Another splendid composition in this work are the two angels pouring out the black-spotted plague upon England, on page 9; in which the fore-shortening of the legs, the grandeur of their positions, and the harmony with which they are adapted to each other and to their curved trumpets, are perfectly admirable. The subject-matter of the work is written in the same wild and singular measures as the preceding, and describes, in mystical language, the terrors of plague and anarchy which overspread England during the slumbers of Enitharmon for eighteen hundred years; upon whose awaking, the ferocious spirit Ore burst into flames 'in the vineyards of red France.' At the end of this poem are seven separate engravings on folio pages, without letterpress, which are colored like the former part of the work, with a degree of splendor and force, as almost to resemble sketches in oil-colors. The finest of these are a figure of an angel standing in the sun, a group of three furies surrounded by clouds and fire, and a figure of a man sitting beneath a tree in the deepest dejection; all of which are peculiarly remarkable for their strength and splendor of coloring. Another publication by Mr. Blake consisted only of a small quarto volume of twenty-three engravings of various shapes and sizes, colored as before, some of which are of extraordinary effect and beauty. The best plates in this series are—the first of an aged man, with a white heard sweeping the ground, and writing in a book with each hand, naked; a human figure pressing out his brain through his ears; and the great sea-serpent; but perhaps the best is a figure sinking in a stormy sea at sunset, the splendid light of which, and the foam upon the black waves, are almost magical effects of coloring. Beneath the first design is engraved 'Lambeth, printed by W. Blake, 1794.'

Blake's modes of preparing his ground, and laying them over his panels for painting, mixing his colors, and manner of working, were those which he considered to have been practized by the earliest fresco painters, whose productions still remain, in numerous instances, vivid and permanently fresh.
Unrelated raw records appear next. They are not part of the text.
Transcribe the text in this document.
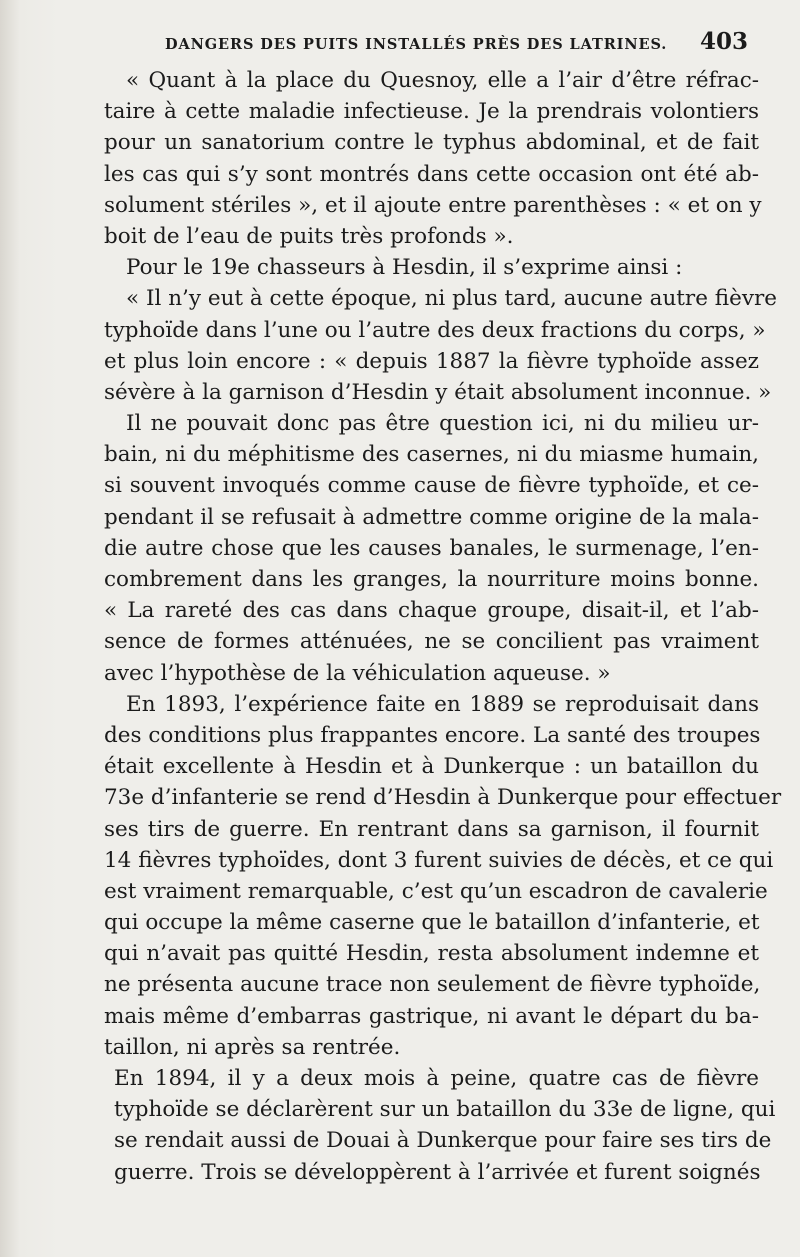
DANGERS DES PUITS INSTALLÉS PRÈS DES LATRINES. 403
« Quant à la place du Quesnoy, elle a l’air d’être réfrac-
taire à cette maladie infectieuse. Je la prendrais volontiers
pour un sanatorium contre le typhus abdominal, et de fait
les cas qui s’y sont montrés dans cette occasion ont été ab-
solument stériles », et il ajoute entre parenthèses : « et on y
boit de l’eau de puits très profonds ».
Pour le 19e chasseurs à Hesdin, il s’exprime ainsi :
« Il n’y eut à cette époque, ni plus tard, aucune autre fièvre
typhoïde dans l’une ou l’autre des deux fractions du corps, »
et plus loin encore : « depuis 1887 la fièvre typhoïde assez
sévère à la garnison d’Hesdin y était absolument inconnue. »
Il ne pouvait donc pas être question ici, ni du milieu ur-
bain, ni du méphitisme des casernes, ni du miasme humain,
si souvent invoqués comme cause de fièvre typhoïde, et ce-
pendant il se refusait à admettre comme origine de la mala-
die autre chose que les causes banales, le surmenage, l’en-
combrement dans les granges, la nourriture moins bonne.
« La rareté des cas dans chaque groupe, disait-il, et l’ab-
sence de formes atténuées, ne se concilient pas vraiment
avec l’hypothèse de la véhiculation aqueuse. »
En 1893, l’expérience faite en 1889 se reproduisait dans
des conditions plus frappantes encore. La santé des troupes
était excellente à Hesdin et à Dunkerque : un bataillon du
73e d’infanterie se rend d’Hesdin à Dunkerque pour effectuer
ses tirs de guerre. En rentrant dans sa garnison, il fournit
14 fièvres typhoïdes, dont 3 furent suivies de décès, et ce qui
est vraiment remarquable, c’est qu’un escadron de cavalerie
qui occupe la même caserne que le bataillon d’infanterie, et
qui n’avait pas quitté Hesdin, resta absolument indemne et
ne présenta aucune trace non seulement de fièvre typhoïde,
mais même d’embarras gastrique, ni avant le départ du ba-
taillon, ni après sa rentrée.
En 1894, il y a deux mois à peine, quatre cas de fièvre
typhoïde se déclarèrent sur un bataillon du 33e de ligne, qui
se rendait aussi de Douai à Dunkerque pour faire ses tirs de
guerre. Trois se développèrent à l’arrivée et furent soignés
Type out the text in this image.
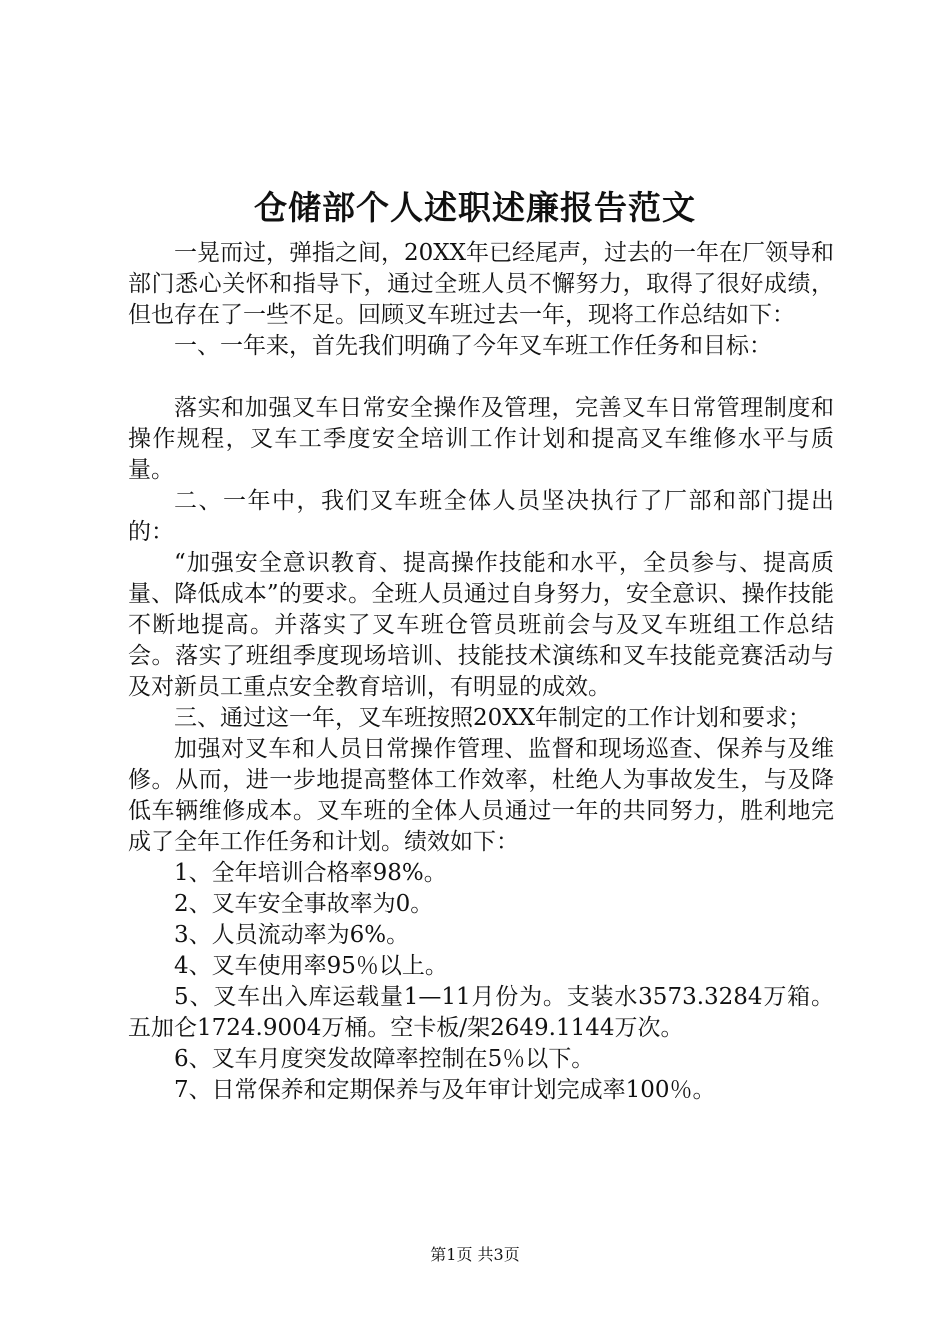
仓储部个人述职述廉报告范文

一晃而过，弹指之间，20XX年已经尾声，过去的一年在厂领导和部门悉心关怀和指导下，通过全班人员不懈努力，取得了很好成绩，但也存在了一些不足。回顾叉车班过去一年，现将工作总结如下：

一、一年来，首先我们明确了今年叉车班工作任务和目标：

落实和加强叉车日常安全操作及管理，完善叉车日常管理制度和操作规程，叉车工季度安全培训工作计划和提高叉车维修水平与质量。

二、一年中，我们叉车班全体人员坚决执行了厂部和部门提出的：

“加强安全意识教育、提高操作技能和水平，全员参与、提高质量、降低成本”的要求。全班人员通过自身努力，安全意识、操作技能不断地提高。并落实了叉车班仓管员班前会与及叉车班组工作总结会。落实了班组季度现场培训、技能技术演练和叉车技能竞赛活动与及对新员工重点安全教育培训，有明显的成效。

三、通过这一年，叉车班按照20XX年制定的工作计划和要求；

加强对叉车和人员日常操作管理、监督和现场巡查、保养与及维修。从而，进一步地提高整体工作效率，杜绝人为事故发生，与及降低车辆维修成本。叉车班的全体人员通过一年的共同努力，胜利地完成了全年工作任务和计划。绩效如下：

1、全年培训合格率98%。

2、叉车安全事故率为0。

3、人员流动率为6%。

4、叉车使用率95％以上。

5、叉车出入库运载量1—11月份为。支装水3573.3284万箱。五加仑1724.9004万桶。空卡板/架2649.1144万次。

6、叉车月度突发故障率控制在5％以下。

7、日常保养和定期保养与及年审计划完成率100％。

第1页 共3页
His ground was a mixture of whiting and carpenter's glue, which he passed over several times in thin coatings: his colors he ground himself, and also united them with the same sort of glue, but in a much weaker state. He would, in the course of painting a picture, pass a very thin transparent wash of glue-water over the whole of the parts he had worked upon, and then proceed with his finishing.[10]

This process I have tried, and find, by using my mixture warm, that I can produce the same texture as possessed in Blake's pictures of the Last Judgment, and others of his productions, particularly in Varley's curious picture of the personified Flea. Blake preferred mixing his colors with carpenter's glue, to gum, on account of the latter cracking in the sun, and becoming humid in moist weather. The glue-mixture stands the sun, and change of atmosphere has no effect upon it. Every carpenter knows that if a broken piece of stick be joined with good glue, the stick will seldom break again in the glued parts.
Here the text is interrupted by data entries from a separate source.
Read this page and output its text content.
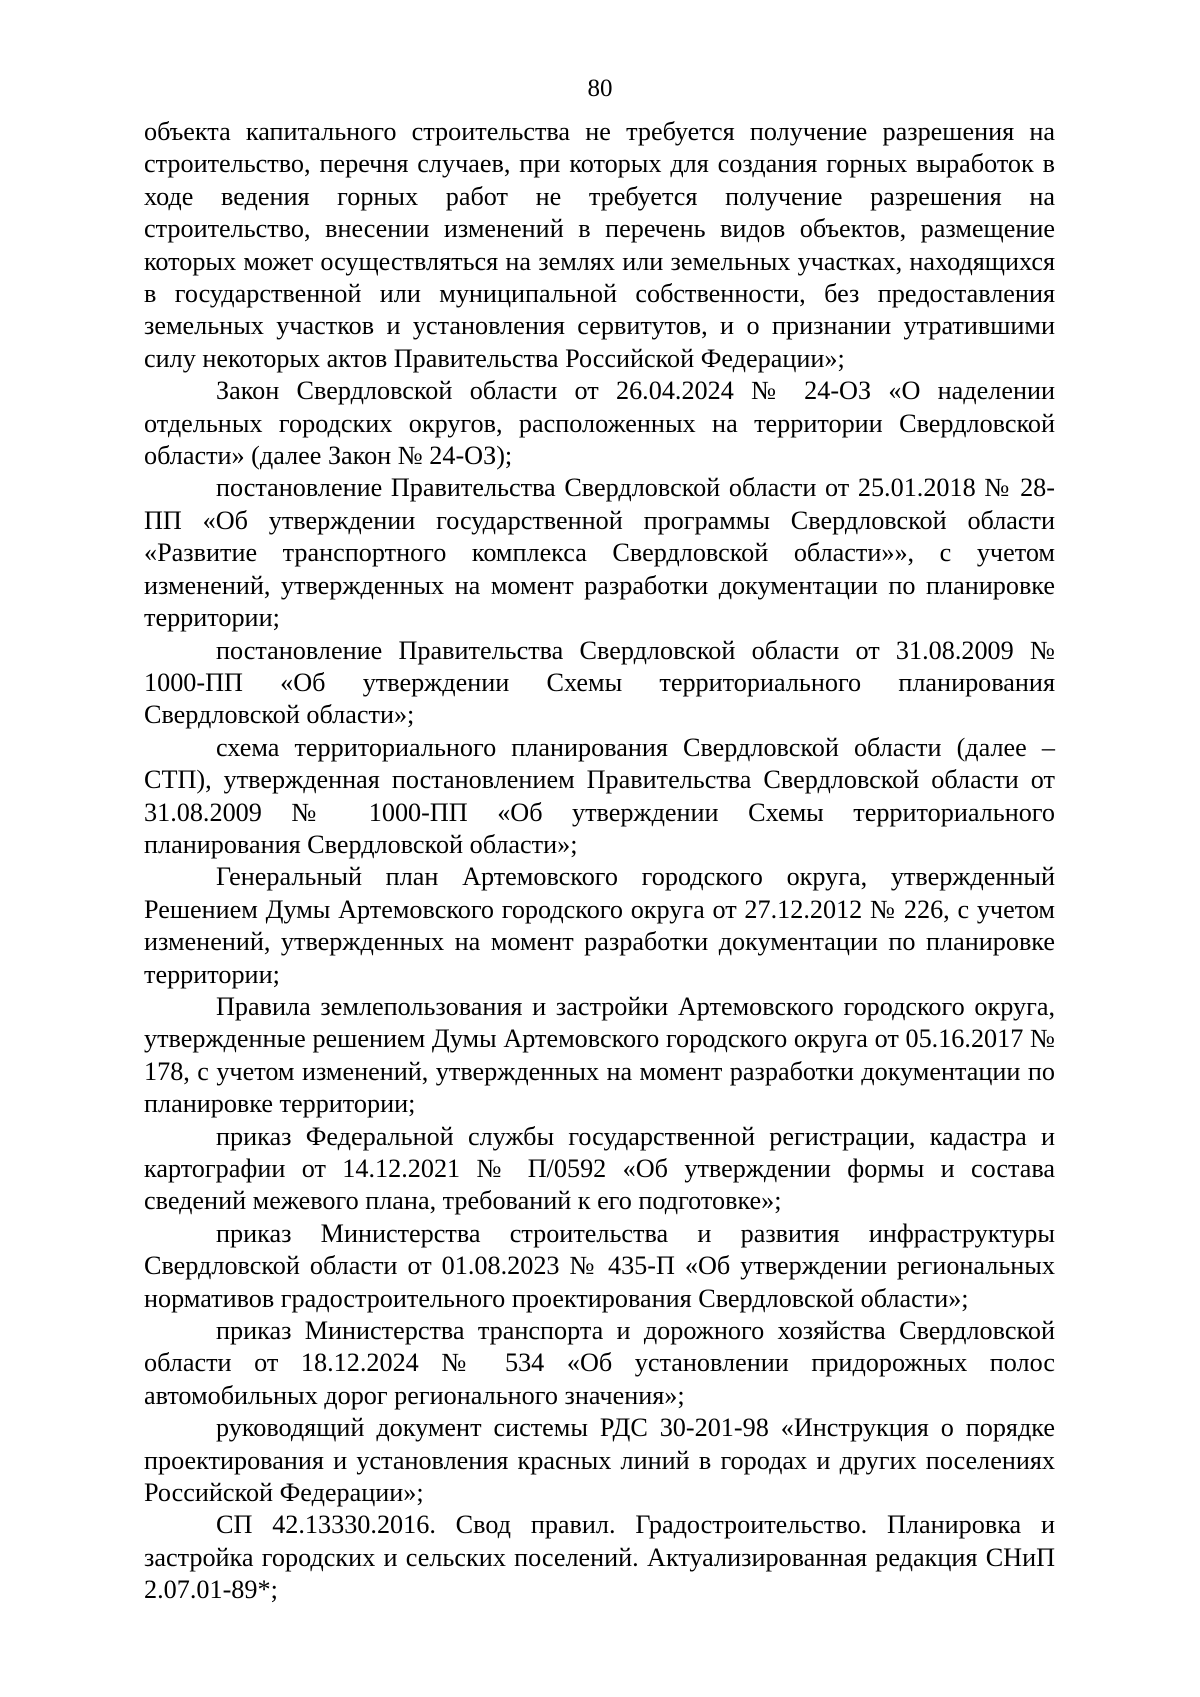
80

объекта капитального строительства не требуется получение разрешения на строительство, перечня случаев, при которых для создания горных выработок в ходе ведения горных работ не требуется получение разрешения на строительство, внесении изменений в перечень видов объектов, размещение которых может осуществляться на землях или земельных участках, находящихся в государственной или муниципальной собственности, без предоставления земельных участков и установления сервитутов, и о признании утратившими силу некоторых актов Правительства Российской Федерации»;

Закон Свердловской области от 26.04.2024 № 24-ОЗ «О наделении отдельных городских округов, расположенных на территории Свердловской области» (далее Закон № 24-ОЗ);

постановление Правительства Свердловской области от 25.01.2018 № 28-ПП «Об утверждении государственной программы Свердловской области «Развитие транспортного комплекса Свердловской области»», с учетом изменений, утвержденных на момент разработки документации по планировке территории;

постановление Правительства Свердловской области от 31.08.2009 № 1000-ПП «Об утверждении Схемы территориального планирования Свердловской области»;

схема территориального планирования Свердловской области (далее – СТП), утвержденная постановлением Правительства Свердловской области от 31.08.2009 № 1000-ПП «Об утверждении Схемы территориального планирования Свердловской области»;

Генеральный план Артемовского городского округа, утвержденный Решением Думы Артемовского городского округа от 27.12.2012 № 226, с учетом изменений, утвержденных на момент разработки документации по планировке территории;

Правила землепользования и застройки Артемовского городского округа, утвержденные решением Думы Артемовского городского округа от 05.16.2017 № 178, с учетом изменений, утвержденных на момент разработки документации по планировке территории;

приказ Федеральной службы государственной регистрации, кадастра и картографии от 14.12.2021 № П/0592 «Об утверждении формы и состава сведений межевого плана, требований к его подготовке»;

приказ Министерства строительства и развития инфраструктуры Свердловской области от 01.08.2023 № 435-П «Об утверждении региональных нормативов градостроительного проектирования Свердловской области»;

приказ Министерства транспорта и дорожного хозяйства Свердловской области от 18.12.2024 № 534 «Об установлении придорожных полос автомобильных дорог регионального значения»;

руководящий документ системы РДС 30-201-98 «Инструкция о порядке проектирования и установления красных линий в городах и других поселениях Российской Федерации»;

СП 42.13330.2016. Свод правил. Градостроительство. Планировка и застройка городских и сельских поселений. Актуализированная редакция СНиП 2.07.01-89*;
That Blake had many secret modes of working, both as a colorist and an engraver, I have no doubt. His method of eating away the plain copper, and leaving his drawn lines of his subjects and his words as stereotype, is, in my mind, perfectly original. Mrs. Blake is in possession of the secret, and she ought to receive something considerable for its communication, as I am quite certain it may be used to the greatest advantage both to artists and literary characters in general.

That Blake's colored plates have more effect than others where gum has been used, is, in my opinion, the fact, and I shall rest my assertion upon those beautiful specimens in the possession of Mr. Upcott, colored purposely for that gentleman's godfather, Ozias Humphrey, Esq., to whom Blake wrote the following interesting letter.

TO OZIAS HUMPHREY, ESQ.

'The design of The Last Judgment, which I have completed by your recommendation for the Countess of Egremont, it is necessary to give some account of; and its various parts ought to be described, for the accommodation of those who give it the honor of their attention.

'Christ seated on the Throne of Judgment: the Heavens in clouds rolling before him and around him, like a scroll ready to be consumed in the fires of the Angels; who descend before his feet, with their four trumpets sounding to the four winds.

'Beneath, the Earth is convulsed with the labours of the Resurrection. In the caverns of the earth is the Dragon with seven heads and ten horns, chained by two Angels; and above his cavern, on the earth's surface, is the Harlot, also seized and bound by two Angels with chains, while her palaces are falling into ruins, and her counsellors and warriors are descending into the abyss, in wailing and despair.

'Hell opens beneath the harlot's seat on the left hand, into which the wicked are descending.